On my bike, I have a ramball mount for my iPhone and the powerlet charging cord, so I just let the program run the whole time I ride, and am still able to listen to music and take phonecalls, etc while its going.

All in all a pretty cool app that adds GPS to any camera for 2 bucks!. Here's a pretty good review: http://www.cbphotoblog.com/?p=362
 
Can you tell me more about the iPhone app and geotagging? I have a 50d and while Nixons have a device that rides on the flash shoe to auto tag a picture I have not found one for a Cannon. So I am interested in this.

Any GPS track log can be used to geotag photos from any camera. The key is to make sure that the camera date and time are correct. There is free software that will match a track log (typically in GPX format) against the timestamp of your photos and add the GPS metadata to the images. Simple.

If you already have a GPS on the bike you are set. It's not as exact as a hot-shoe GPS set-up, but usually when taking pictures on a ride I'm no more than 100 meters or so from the bike which is certainly close enough for my use. If I'm taking pictures on a hike or something like that I can edit the geolocation data after the fact.

For the Mac check out http://www.earlyinnovations.com/gpsphotolinker/
For the PC I've read good things about http://www.geosetter.de/en/

There are lots of other programs that do the same thing. Google to find something that you like.
 
Cool program I could definitely see myself using... as you state, though, the key is making sure the times are synched between the GPS and the Camera (not that hard, but...)

The app I use gives a bit more flexibility because that is not necessarily needed and when I go hiking or somewhere else when I am not near my bikes GPS it still works. The app will allow you to download the gpx file, but they want a buck for it.

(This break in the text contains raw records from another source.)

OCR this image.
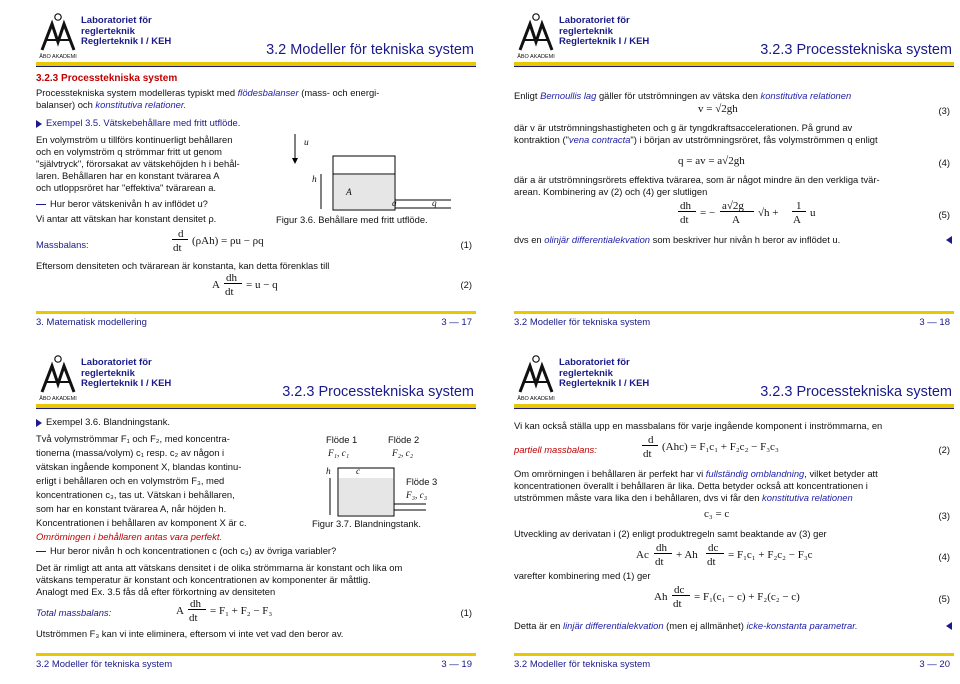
ÅBO AKADEMI
Laboratoriet för
reglerteknik
Reglerteknik I / KEH
3.2 Modeller för tekniska system
3.2.3 Processtekniska system
Processtekniska system modelleras typiskt med flödesbalanser (mass- och energi-
balanser) och konstitutiva relationer.
Exempel 3.5. Vätskebehållare med fritt utflöde.
En volymström u tillförs kontinuerligt behållaren
och en volymström q strömmar fritt ut genom
"självtryck", förorsakat av vätskehöjden h i behål-
laren. Behållaren har en konstant tvärarea A
och utloppsröret har "effektiva" tvärarean a.
Hur beror vätskenivån h av inflödet u?
Vi antar att vätskan har konstant densitet ρ.
u
h
A
a	q
Figur 3.6. Behållare med fritt utflöde.
Massbalans:
d
dt
(ρAh) = ρu − ρq	(1)
Eftersom densiteten och tvärarean är konstanta, kan detta förenklas till
A
dh
dt
= u − q	(2)
3. Matematisk modellering	3 — 17
ÅBO AKADEMI
Laboratoriet för
reglerteknik
Reglerteknik I / KEH
3.2.3 Processtekniska system
Enligt Bernoullis lag gäller för utströmningen av vätska den konstitutiva relationen
v = √2gh	(3)
där v är utströmningshastigheten och g är tyngdkraftsaccelerationen. På grund av
kontraktion ("vena contracta") i början av utströmningsröret, fås volymströmmen q enligt
q = av = a√2gh	(4)
där a är utströmningsrörets effektiva tvärarea, som är något mindre än den verkliga tvär-
arean. Kombinering av (2) och (4) ger slutligen
dh
dt
= −
a√2g
A
√h +
1
A
u	(5)
dvs en olinjär differentialekvation som beskriver hur nivån h beror av inflödet u.
3.2 Modeller för tekniska system	3 — 18
ÅBO AKADEMI
Laboratoriet för
reglerteknik
Reglerteknik I / KEH
3.2.3 Processtekniska system
Exempel 3.6. Blandningstank.
Två volymströmmar F₁ och F₂, med koncentra-
tionerna (massa/volym) c₁ resp. c₂ av någon i
vätskan ingående komponent X, blandas kontinu-
erligt i behållaren och en volymström F₃, med
koncentrationen c₃, tas ut. Vätskan i behållaren,
som har en konstant tvärarea A, når höjden h.
Koncentrationen i behållaren av komponent X är c.
Omrörningen i behållaren antas vara perfekt.
Hur beror nivån h och koncentrationen c (och c₃) av övriga variabler?
Flöde 1	Flöde 2
F₁, c₁	F₂, c₂
h	c
Flöde 3
F₃, c₃
Figur 3.7. Blandningstank.
Det är rimligt att anta att vätskans densitet i de olika strömmarna är konstant och lika om
vätskans temperatur är konstant och koncentrationen av komponenter är måttlig.
Analogt med Ex. 3.5 fås då efter förkortning av densiteten
Total massbalans:	A
dh
dt
= F₁ + F₂ − F₃	(1)
Utströmmen F₃ kan vi inte eliminera, eftersom vi inte vet vad den beror av.
3.2 Modeller för tekniska system	3 — 19
ÅBO AKADEMI
Laboratoriet för
reglerteknik
Reglerteknik I / KEH
3.2.3 Processtekniska system
Vi kan också ställa upp en massbalans för varje ingående komponent i inströmmarna, en
partiell massbalans:
d
dt
(Ahc) = F₁c₁ + F₂c₂ − F₃c₃	(2)
Om omrörningen i behållaren är perfekt har vi fullständig omblandning, vilket betyder att
koncentrationen överallt i behållaren är lika. Detta betyder också att koncentrationen i
utströmmen måste vara lika den i behållaren, dvs vi får den konstitutiva relationen
c₃ = c	(3)
Utveckling av derivatan i (2) enligt produktregeln samt beaktande av (3) ger
Ac
dh
dt
+ Ah
dc
dt
= F₁c₁ + F₂c₂ − F₃c	(4)
varefter kombinering med (1) ger
Ah
dc
dt
= F₁(c₁ − c) + F₂(c₂ − c)	(5)
Detta är en linjär differentialekvation (men ej allmänhet) icke-konstanta parametrar.
3.2 Modeller för tekniska system	3 — 20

I am still trying to find the app that will allow me to create a gpx file with 30second or 1 minute data points on my gps enabled phone and then download it.

In the plane I fly we use a piece of software that pulls GPS data right off our antenna at a rate of 5-10 datapoints per second. You can then playback the trackfile with some 3-D icons that allow you completely recreate the flight based on vector plotting between the data points! Since it was aircrew developed software, we talked about modifying it for other purposes such as this.
 
Sony has made a couple of GPS taggers. Stand-alone device, you pop the memory card into it and it writes the tags based on the time stamp. There are other options from other companies as well, but when I bought mine in 2009, it was the only choice.